Все эти критерии к нему как-то… не подходили. Борька был выше всех этих тонкостей. Им управляли лишь два основных инстинкта — насыщения и спаривания. Завидев новую вещь, Борька тут же стремился вонзить в нее либо клык, либо фаллос.

И если для прочих производителей на описываемой нами кафедре, хочешь — не хочешь, держали свойственных их виду самок и лишь в самый последний миг — миг окончательного забытья — подменяли их на каучуковое влагалище, то Борька вполне обходился обычным деревянным ящиком, даже и отдаленно не напоминающим свиноматку.

Борька рад был и ящику. А также всему, что хотя бы отчасти напоминало ящик. Например, однажды он попытался овладеть двухсотлитровой бочкой с соляркой и едва не взорвал при этом кафедру. Вот как это, читатель, было.

В апреле все того же столь полюбившегося нам 197… года в ветеринарной клинике (как в прочем, и во всем тогдашнем Советском Союзе от Кенигсберга до Владивостока и от Таймыра до Кушки) имел место быть Коммунистический Субботник. Во время субботника сжигали, как водится, строительный мусор. Для более же спорого сгорания мусора чья-то мудрая голова догадалась прикатить из гаража огромную бочку с соляркой — с тем, чтоб потом, не скупясь, подливать горючее в упорно не желавшую разгораться кучу. Укатить же бочку назад эта мудрая голова и подчиненные ей могучие руки поленились. Так что где-то часам к одиннадцати у самых стен кафедры столбом полыхал строительный мусор, а шагах в двадцати от костра стояла ребристая ржавая бочка с горючим.

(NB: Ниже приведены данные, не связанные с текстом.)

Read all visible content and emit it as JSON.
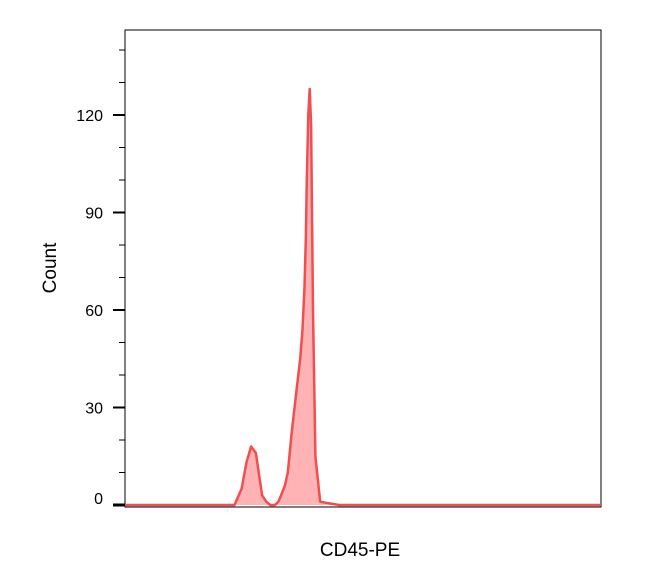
{
  "chart_data": {
    "type": "area",
    "title": "",
    "xlabel": "CD45-PE",
    "ylabel": "Count",
    "xlim": [
      0,
      1000
    ],
    "ylim": [
      -2,
      145
    ],
    "yticks": [
      0,
      30,
      60,
      90,
      120
    ],
    "y_minor_ticks": [
      10,
      20,
      40,
      50,
      70,
      80,
      100,
      110,
      130,
      140
    ],
    "x_tick_labels": [],
    "grid": false,
    "legend": "none",
    "colors": {
      "line": "#f24d4f",
      "fill": "#ffb3b5"
    },
    "series": [
      {
        "x": [
          0,
          230,
          245,
          255,
          265,
          275,
          282,
          288,
          297,
          305,
          315,
          322,
          328,
          336,
          342,
          350,
          360,
          368,
          373,
          377,
          380,
          382,
          385,
          388,
          391,
          395,
          400,
          410,
          450,
          1000
        ],
        "values": [
          0,
          0,
          5,
          13,
          18,
          16,
          9,
          3,
          1,
          0,
          0,
          1,
          3,
          6,
          10,
          22,
          35,
          45,
          54,
          67,
          83,
          100,
          120,
          128,
          117,
          60,
          15,
          1,
          0,
          0
        ]
      }
    ]
  }
}
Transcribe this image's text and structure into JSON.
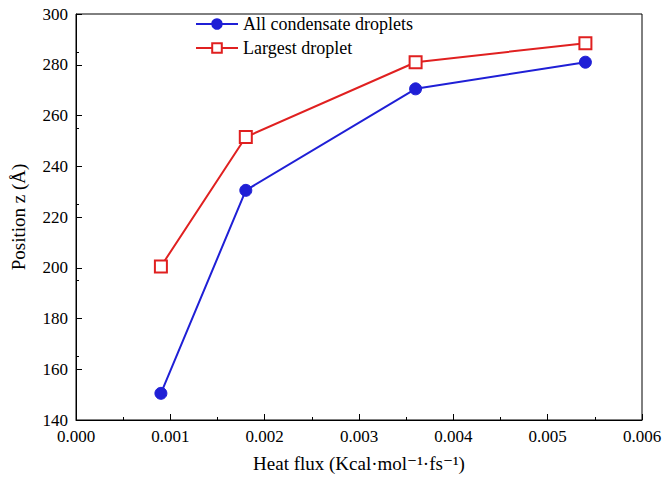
{
  "chart_data": {
    "type": "line",
    "x_label": "Heat flux (Kcal·mol⁻¹·fs⁻¹)",
    "y_label": "Position z (Å)",
    "series": [
      {
        "name": "All condensate droplets",
        "color": "#1f1fd6",
        "marker": "circle",
        "x": [
          0.0009,
          0.0018,
          0.0036,
          0.0054
        ],
        "values": [
          150.5,
          230.5,
          270.5,
          281
        ]
      },
      {
        "name": "Largest droplet",
        "color": "#e02020",
        "marker": "square",
        "x": [
          0.0009,
          0.0018,
          0.0036,
          0.0054
        ],
        "values": [
          200.5,
          251.5,
          281,
          288.5
        ]
      }
    ],
    "xlim": [
      0,
      0.006
    ],
    "xticks": [
      {
        "value": 0,
        "label": "0.000"
      },
      {
        "value": 0.001,
        "label": "0.001"
      },
      {
        "value": 0.002,
        "label": "0.002"
      },
      {
        "value": 0.003,
        "label": "0.003"
      },
      {
        "value": 0.004,
        "label": "0.004"
      },
      {
        "value": 0.005,
        "label": "0.005"
      },
      {
        "value": 0.006,
        "label": "0.006"
      }
    ],
    "ylim": [
      140,
      300
    ],
    "yticks": [
      140,
      160,
      180,
      200,
      220,
      240,
      260,
      280,
      300
    ],
    "grid": false,
    "legend": "top"
  }
}
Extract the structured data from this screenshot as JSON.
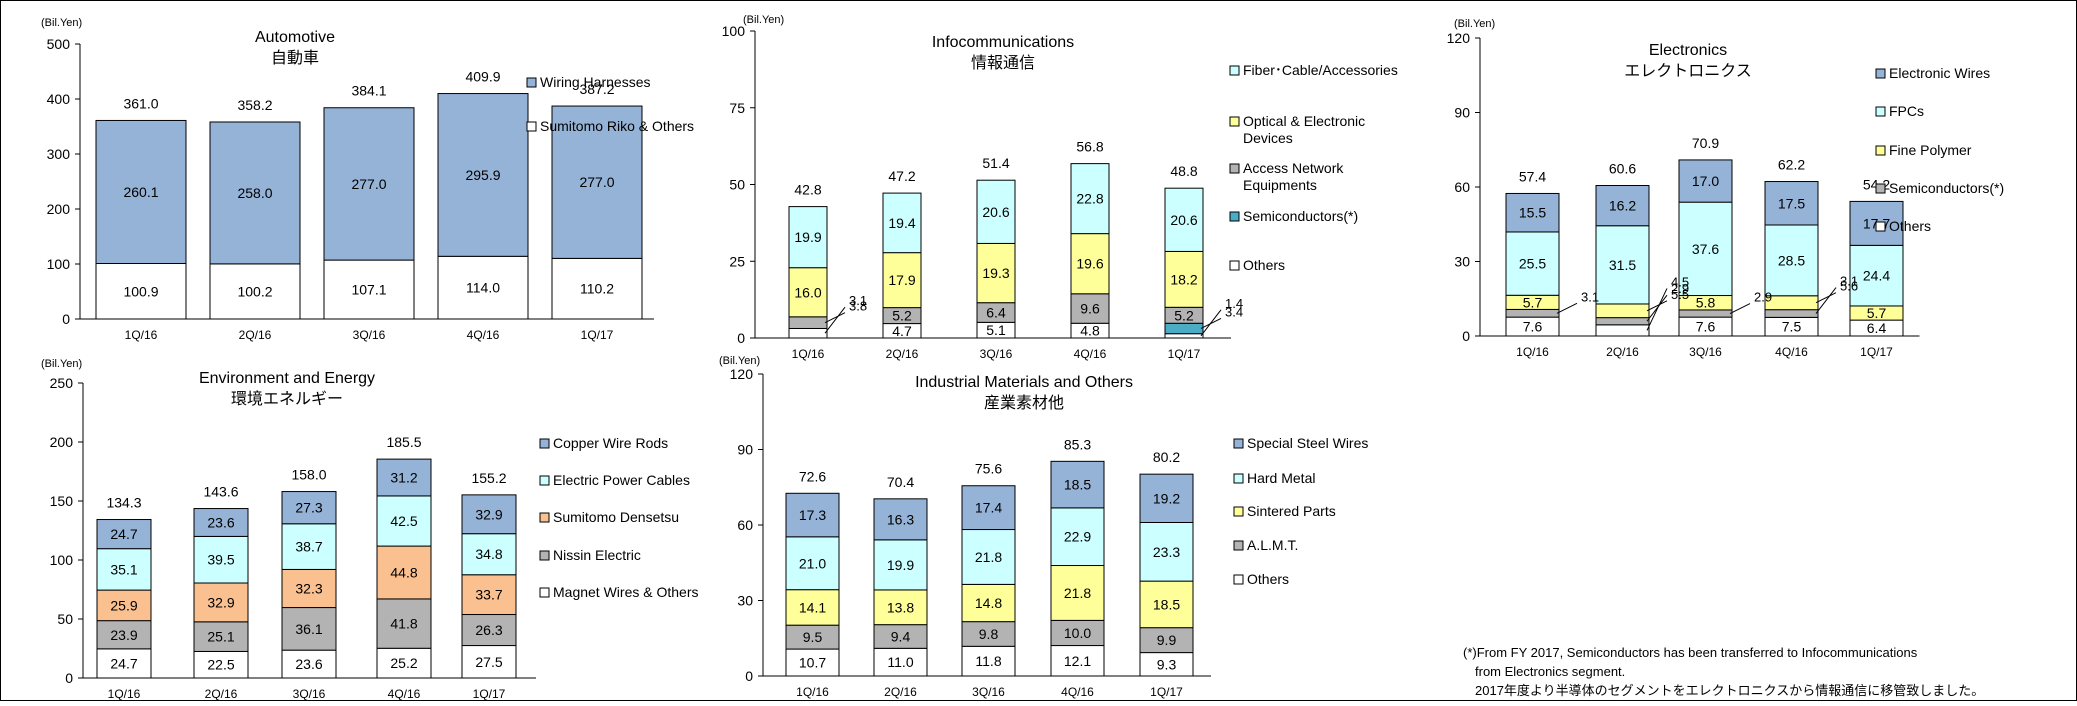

И надо ж такому случиться, что именно в этот день лаборантка Инна Иовна забыла закрыть Борькин денник на задвижку и ограничилась, собственно, тем, что накинула только тяжелый железный крюк, который Борька умел открывать пятачком за полминуты. И, лишь только затих перестук каблучков легкомысленной Инны Иовны, Борька тут же выдернул крюк из петли, толкнул рылом дверь и вышел наружу.

Выйдя наружу, он сперва затрусил по своему привычному маршруту: мимо стоел Мишки и Яшки, мимо вытянутого денника с равнодушно похрапывающим на левом боку Воином, мимо квадратного стойла кобылы Моторки — Борька проследовал в соседнюю залу, где дважды в неделю (по четвергам и по вторникам) происходили его волнительные встречи с ящиком. Однако — к величайшему его недовольству — никакого такого ящика в центре пустого и гулкого зала не было.

Более того! На законном ящиковом месте паслось совершенно невиданное существо — живая свиноматка.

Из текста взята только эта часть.